Hdfs(Engineering > Computer Science And Engineering > Hadoop ) Questions and Answers
Question 1. InputFormat class calls the ________ function and computes splits for each file and then sends them to the jobtracker.
puts
gets
getSplits
All of the mentioned
Explanation:-
Answer: Option C. -> getSplits
InputFormat uses their storage locations to schedule map tasks to process them on the tasktrackers.
Question 2. _________ identifies filesystem pathnames which work as usual with regular expressions.
-archiveName
source
destination
None of the mentioned
Explanation:-
Answer: Option D. -> None of the mentioned
identifies destination directory which would contain the archive.

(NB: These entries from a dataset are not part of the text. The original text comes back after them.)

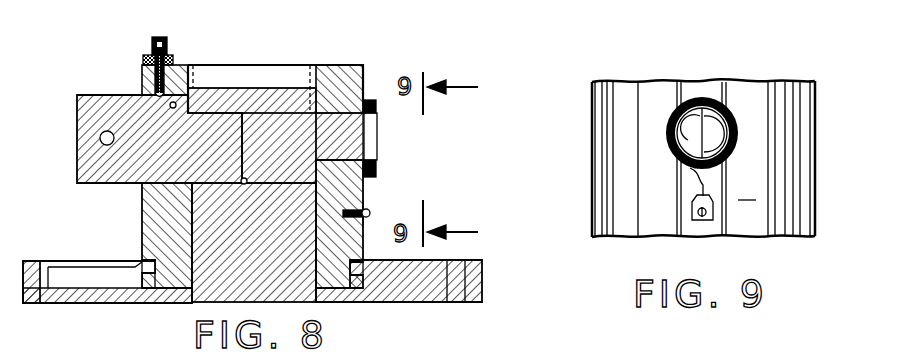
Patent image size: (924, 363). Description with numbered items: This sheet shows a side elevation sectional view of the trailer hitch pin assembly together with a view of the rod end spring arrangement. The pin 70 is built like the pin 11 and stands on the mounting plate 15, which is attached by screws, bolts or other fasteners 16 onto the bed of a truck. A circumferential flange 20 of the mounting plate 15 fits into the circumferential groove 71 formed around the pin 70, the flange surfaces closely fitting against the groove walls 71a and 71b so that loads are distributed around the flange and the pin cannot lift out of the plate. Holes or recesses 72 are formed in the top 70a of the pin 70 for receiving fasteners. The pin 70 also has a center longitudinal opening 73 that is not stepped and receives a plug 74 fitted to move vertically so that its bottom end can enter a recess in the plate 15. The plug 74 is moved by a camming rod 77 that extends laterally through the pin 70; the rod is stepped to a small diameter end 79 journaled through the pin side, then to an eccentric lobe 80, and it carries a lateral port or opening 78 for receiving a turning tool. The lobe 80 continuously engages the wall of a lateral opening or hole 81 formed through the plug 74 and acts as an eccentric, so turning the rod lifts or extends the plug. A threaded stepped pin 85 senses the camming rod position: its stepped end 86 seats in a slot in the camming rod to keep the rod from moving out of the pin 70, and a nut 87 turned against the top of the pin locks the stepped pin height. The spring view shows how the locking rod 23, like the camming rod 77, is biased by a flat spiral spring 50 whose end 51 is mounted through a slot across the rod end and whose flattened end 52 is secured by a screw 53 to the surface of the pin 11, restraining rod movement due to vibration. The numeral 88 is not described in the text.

In FIG. 9, the pin 11 is at (703, 158).
In FIG. 8, the mounting plate 15 is at (412, 303).
In FIG. 8, the fasteners 16 is at (472, 262).
In FIG. 8, the circumferential flange 20 is at (142, 280).
In FIG. 9, the locking rod 23 is at (680, 83).
In FIG. 8, the flat spiral spring 50 is at (380, 140).
In FIG. 9, the flat spiral spring 50 is at (744, 138).
In FIG. 9, the flat spiral spring end 51 is at (723, 82).
In FIG. 8, the flattened end 52 is at (368, 210).
In FIG. 9, the flattened end 52 is at (712, 199).
In FIG. 8, the screw 53 is at (368, 213).
In FIG. 9, the screw 53 is at (700, 213).
In FIG. 8, the pin 70 is at (142, 202).
In FIG. 8, the top 70a is at (352, 65).
In FIG. 8, the circumferential groove 71 is at (143, 270).
In FIG. 8, the groove wall 71a is at (146, 262).
In FIG. 8, the groove wall 71b is at (147, 275).
In FIG. 8, the holes or recesses 72 is at (197, 66).
In FIG. 8, the center longitudinal opening 73 is at (385, 184).
In FIG. 8, the plug 74 is at (188, 190).
In FIG. 8, the camming rod 77 is at (78, 142).
In FIG. 8, the lateral port or opening 78 is at (101, 137).
In FIG. 8, the small diameter end 79 is at (363, 80).
In FIG. 8, the eccentric lobe 80 is at (270, 123).
In FIG. 8, the lateral opening or hole 81 is at (244, 181).
In FIG. 8, the threaded stepped pin 85 is at (152, 42).
In FIG. 8, the stepped end 86 is at (143, 82).
In FIG. 8, the nut 87 is at (172, 60).
In FIG. 8, the bore 88 is at (133, 108).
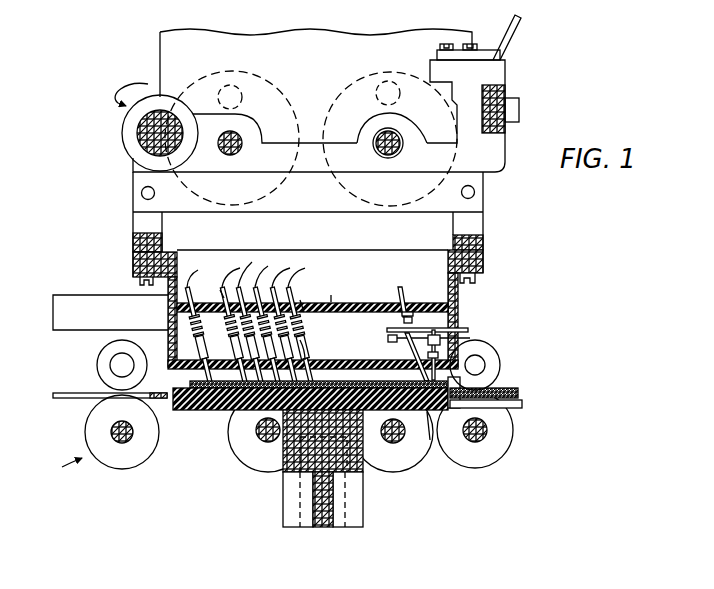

Question 3. On a tasktracker, the map task passes the split to the createRecordReader() method on InputFormat to obtain a _________ for that split.
InputReader
RecordReader
OutputReader
None of the mentioned
Explanation:-
Answer: Option B. -> RecordReader
The RecordReader loads data from its source and converts into key-value pairs suitable for reading by mapper.
Question 4. _________ is a pluggable Map/Reduce scheduler for Hadoop which provides a way to share large clusters.
Flow Scheduler
Data Scheduler
Capacity Scheduler
None of the mentioned
Explanation:-
Answer: Option C. -> Capacity Scheduler
The Capacity Scheduler supports for multiple queues, where a job is submitted to a queue.
Question 5. Which of the following parameter describes destination directory which would contain the archive ?
-archiveName
source
destination
None of the mentioned
Explanation:-
Answer: Option C. -> destination
-archiveName is the name of the archive to be created.
Question 6. Which of the following scenario may not be a good fit for HDFS ?
HDFS is not suitable for scenarios requiring multiple/simultaneous writes to the same file
HDFS is suitable for storing data related to applications requiring low latency data access
HDFS is suitable for storing data related to applications requiring low latency data access
None of the mentioned
Explanation:-
Answer: Option A. -> HDFS is not suitable for scenarios requiring multiple/simultaneous writes to the same file
HDFS can be used for storing archive data since it is cheaper as HDFS allows storing the data on low cost commodity hardware while ensuring a high degree of fault-tolerance.
Question 7. The need for data replication can arise in various scenarios like :
Replication Factor is changed
DataNode goes down
Data Blocks get corrupted
All of the mentioned
Explanation:-
Answer: Option D. -> All of the mentioned
Data is replicated across different DataNodes to ensure a high degree of fault-tolerance.
Question 8. ________ is the slave/worker node and holds the user data in the form of Data Blocks.
DataNode
NameNode
Data block
Replication
Explanation:-
Answer: Option A. -> DataNode
A DataNode stores data in the [HadoopFileSystem]. A functional filesystem has more than one DataNode, with data replicated across them.
Question 9. Reducer is input the grouped output of a :
Mapper
Reducer
Writable
Readable
Explanation:-
Answer: Option A. -> Mapper
In the phase the framework, for each Reducer, fetches the relevant partition of the output of all the Mappers, via HTTP.
Question 10. Interface ____________ reduces a set of intermediate values which share a key to a smaller set of values.
Mapper
Reducer
Writable
Readable
Explanation:-
Answer: Option B. -> Reducer
Reducer implementations can access the JobConf for the job.